RESIDUE from cleaning chemicals on the engine blades of a Qantas A380 was behind a frightening engine shutdown that caused a loud bang and forced the plane to circle back to Los Angeles, aviation authorities say.
The Australian Transport Safety Bureau has handed down its final report into the mid-air engine failure on flight QF94, bound for Melbourne with 484 passengers on board, in May last year.
According to the report, about two hours after QF94 left Los Angeles, flight and cabin crew heard a sudden bang and felt unusual vibrations on the superjumbo jet.
A passenger noticed flames and sparks coming from an engine on the right of the plane, while the first officer noticed engine number 4 was not performing as the other three.
The flight deck also got an alert about fire in engine 4.
The investigation found the Qantas crew quickly dealt with the situation by shutting off the engine and activating fire systems.

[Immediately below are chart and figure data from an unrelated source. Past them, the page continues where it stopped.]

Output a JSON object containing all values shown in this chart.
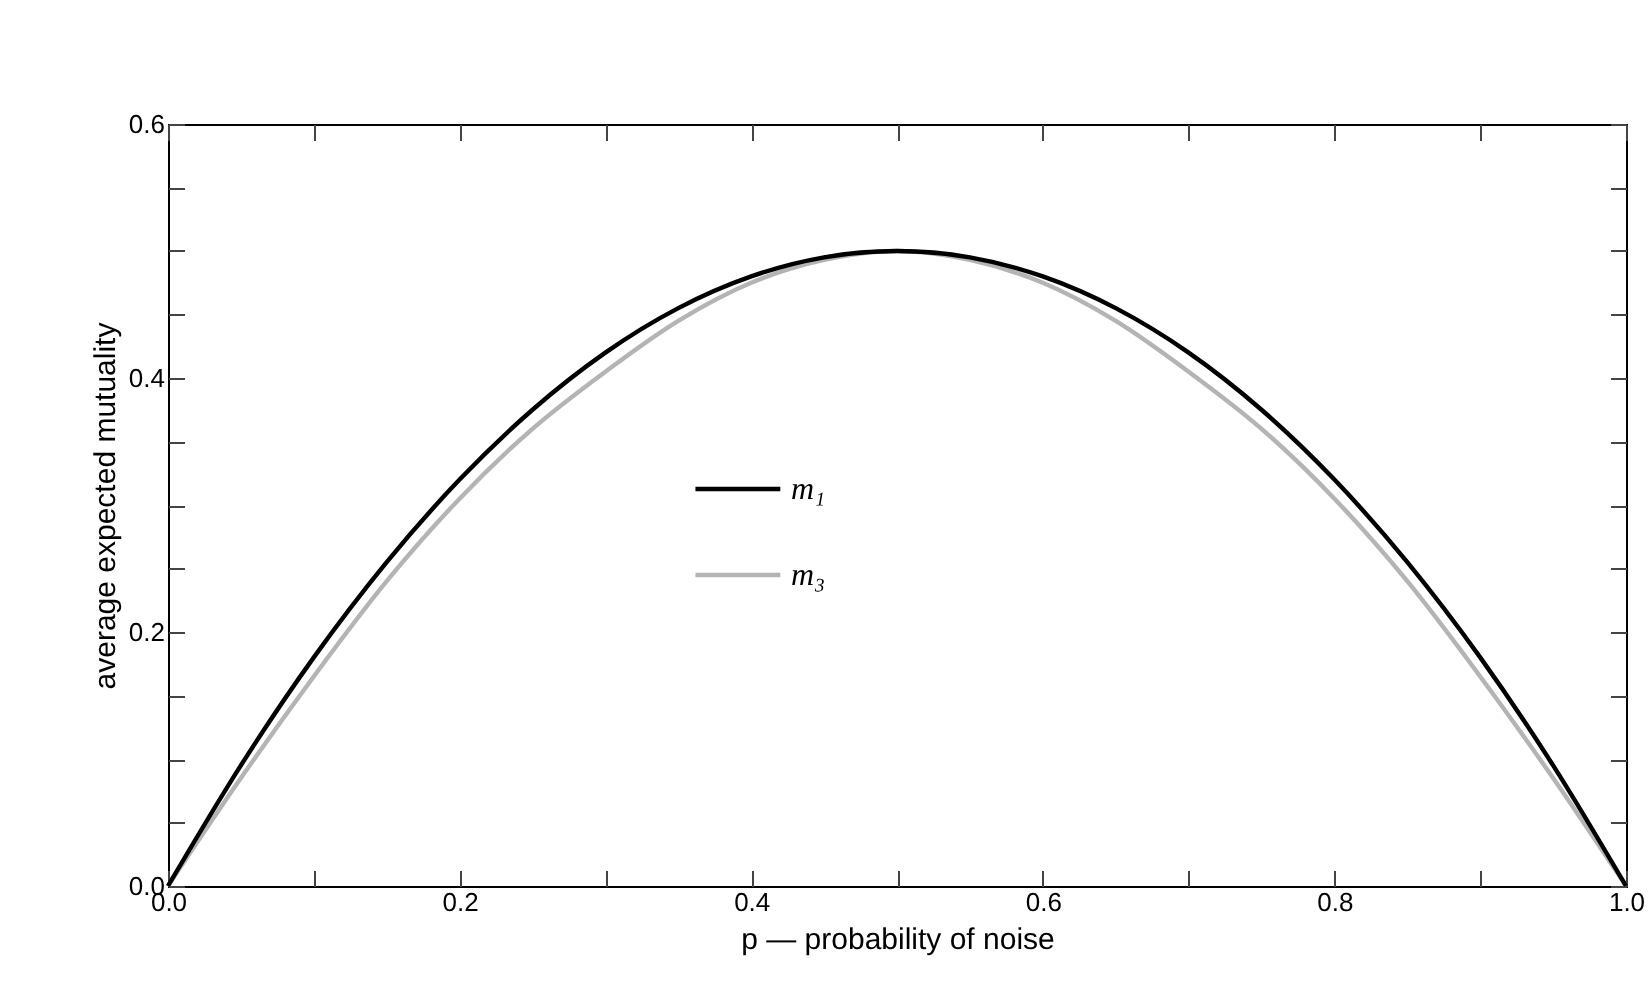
{
  "chart_data": {
    "type": "line",
    "xlabel": "p — probability of noise",
    "ylabel": "average expected mutuality",
    "x": [
      0,
      0.05,
      0.1,
      0.15,
      0.2,
      0.25,
      0.3,
      0.35,
      0.4,
      0.45,
      0.5,
      0.55,
      0.6,
      0.65,
      0.7,
      0.75,
      0.8,
      0.85,
      0.9,
      0.95,
      1
    ],
    "series": [
      {
        "name": "m₁",
        "color": "#000000",
        "values": [
          0,
          0.095,
          0.18,
          0.255,
          0.32,
          0.375,
          0.42,
          0.455,
          0.48,
          0.495,
          0.5,
          0.495,
          0.48,
          0.455,
          0.42,
          0.375,
          0.32,
          0.255,
          0.18,
          0.095,
          0
        ]
      },
      {
        "name": "m₃",
        "color": "#b4b4b4",
        "values": [
          0,
          0.085,
          0.165,
          0.24,
          0.305,
          0.36,
          0.405,
          0.445,
          0.475,
          0.493,
          0.5,
          0.493,
          0.475,
          0.445,
          0.405,
          0.36,
          0.305,
          0.24,
          0.165,
          0.085,
          0
        ]
      }
    ],
    "xlim": [
      0,
      1
    ],
    "ylim": [
      0,
      0.6
    ],
    "xticks": [
      {
        "value": 0,
        "label": "0.0"
      },
      {
        "value": 0.1,
        "label": null
      },
      0.2,
      {
        "value": 0.3,
        "label": null
      },
      0.4,
      {
        "value": 0.5,
        "label": null
      },
      0.6,
      {
        "value": 0.7,
        "label": null
      },
      0.8,
      {
        "value": 0.9,
        "label": null
      },
      {
        "value": 1,
        "label": "1.0"
      }
    ],
    "yticks": [
      {
        "value": 0,
        "label": "0.0"
      },
      {
        "value": 0.05,
        "label": null
      },
      {
        "value": 0.1,
        "label": null
      },
      {
        "value": 0.15,
        "label": null
      },
      0.2,
      {
        "value": 0.25,
        "label": null
      },
      {
        "value": 0.3,
        "label": null
      },
      {
        "value": 0.35,
        "label": null
      },
      0.4,
      {
        "value": 0.45,
        "label": null
      },
      {
        "value": 0.5,
        "label": null
      },
      {
        "value": 0.55,
        "label": null
      },
      0.6
    ],
    "legend": "center",
    "line_style": "solid",
    "grid": false
  }
}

With only three engines working, and with the plane closer to Los Angeles than Honolulu — the next possible place to divert the plane — the captain publicly told passengers and crew they had shut down an engine and the flight was returning to LAX.
The plane landed safety and passengers and crew disembarked at the gate, the ATSB said.
An investigation by Rolls Royce, the manufacturer of the Trent 900 engine, found internal corrosion on some engine blades, which led to fatigue cracking and “significant downstream engine damage,” the report said.
It found the corrosion had been caused by chemical residue in the engine’s hollow blades, from its last cleaning in July 2015.
Since the incident, an audit by Rolls Royce found 12 other engines potentially affected by the cleaning process.
Five of those engines have been removed so far, the ATSB said.
Rolls Royce also revised its blade cleaning procedures and instructions.
The report also said wear in the plane’s fire and overheat detection system would have made it more sensitive to vibration and increase the chance of false warnings.
“Rolls-Royce assessed that it was very likely that the wear, coupled with the vibrations associated with this event, contributed to the spurious fire warning,” the ATSB said.
The ATSB noted the Qantas crew’s good handling of the situation.
“The incident is also an example of effective crew resource management techniques,” the ATSB said in its report.
“The flight crew reported that their actions and response, from the initial engine issue when only two members of the flight crew were in the cockpit to the approach and landing with all four crew members on the flight deck, flowed very smoothly.
“They also felt that their collaborative decision-making was excellent and that the highly experienced second officers provided valuable support to the flying pilots.”
At the time of the incident in May last year, Qantas denied there had been a fire in the engine and said passengers may have seen sparks before the engine was shut down by the flight crew.